De notre correspondante
Pourtant auréolées du patronage de personnalités nationales (dont Jean-François Mattei) et de représentants des instances européennes, les 1res Assises de l'Observatoire international du droit de la bioéthique et de la biomédecine, tenues à Marseille, sont loin d'avoir réuni les 900 participants attendus et d'avoir permis la confrontation d'opinions annoncée dans les programmes.
Comme l'a souligné le président de l'association, Gérard Teboul, professeur à l'université Paris-12, le but de ces assises, envisagées tous les deux ans à Marseille, était pourtant de réfléchir aux évolutions « concevables et souhaitables » du droit.
Le titre, Procréation et droits de l'enfant, induisait la question posée dès l'ouverture : « Qu'est-ce qu'un enfant, et quel est son point de départ ? » Pour une partie des orateurs et des participants apparemment proches de courants internationaux antiavortement, la réponse tomba sans nuance et devint le fil conducteur des débats : un enfant est un être humain dès sa conception. Une table ronde de différents religieux avait d'ailleurs été organisée pour confronter le point de vue des chrétiens, des juifs et des musulmans. Dans une autre table ronde, c'est un prêtre australien, « Salésien de Don Bosco », qui avait été choisi pour traiter de la réduction embryonnaire : il fit à la tribune un long plaidoyer pour la défense des droits du zigote, amalgamé avec le respect de la vie.
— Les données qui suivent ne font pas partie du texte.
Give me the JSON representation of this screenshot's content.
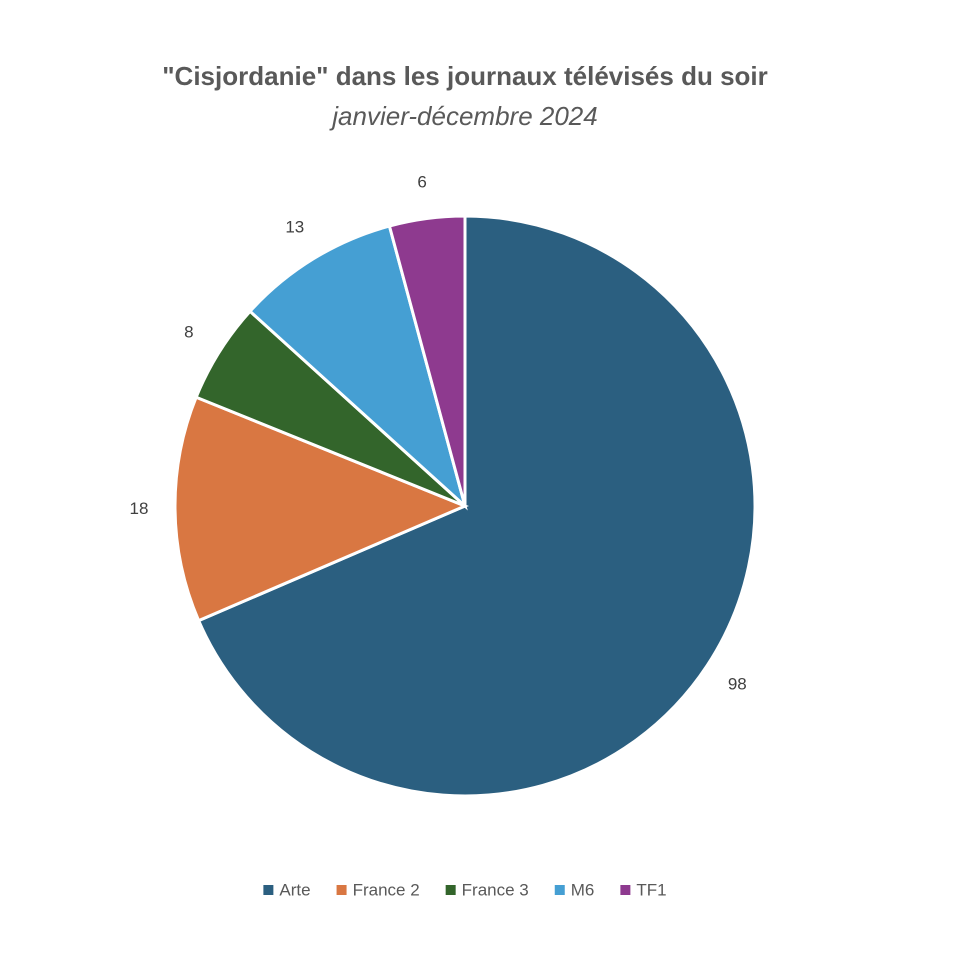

Un point de vue « loin d'être neutre », comme le souligna un biologiste de la salle, qui mit en garde contre le « mélange des données affectives, religieuses et culturelles » et dénonça les termes péjoratifs utilisés dans les différents propos : embryons « jetés », embryons ou enfants « médicament », recherche de l'embryon « parfait » évoquant l'eugénisme. Il rappela que, pour les scientifiques, on ne peut parler de « début de la vie » au moment de la procréation et que, de toutes façons, « chacune des gamètes présentes avant la fécondation, c'est aussi de la vie ».
L'enfant médicament
Parmi les différents sujets abordés au cours de ces assises, le diagnostic génétique soulève, lui aussi, des problèmes éthiques. Il fut abordé de façon plus nuancée par Amos Shapira, professeur de droit et d'éthique biomédicale à l'université de Tel Aviv. Après avoir rappelé le coût élevé des diagnostics préimplantatoires et des fécondations in vitro pour un taux de grossesse faible et, par ailleurs, les risques entraînés par les biopsies de l'embryon, il insista sur la nécessité d'une bonne évaluation des cas justifiant ces différentes techniques.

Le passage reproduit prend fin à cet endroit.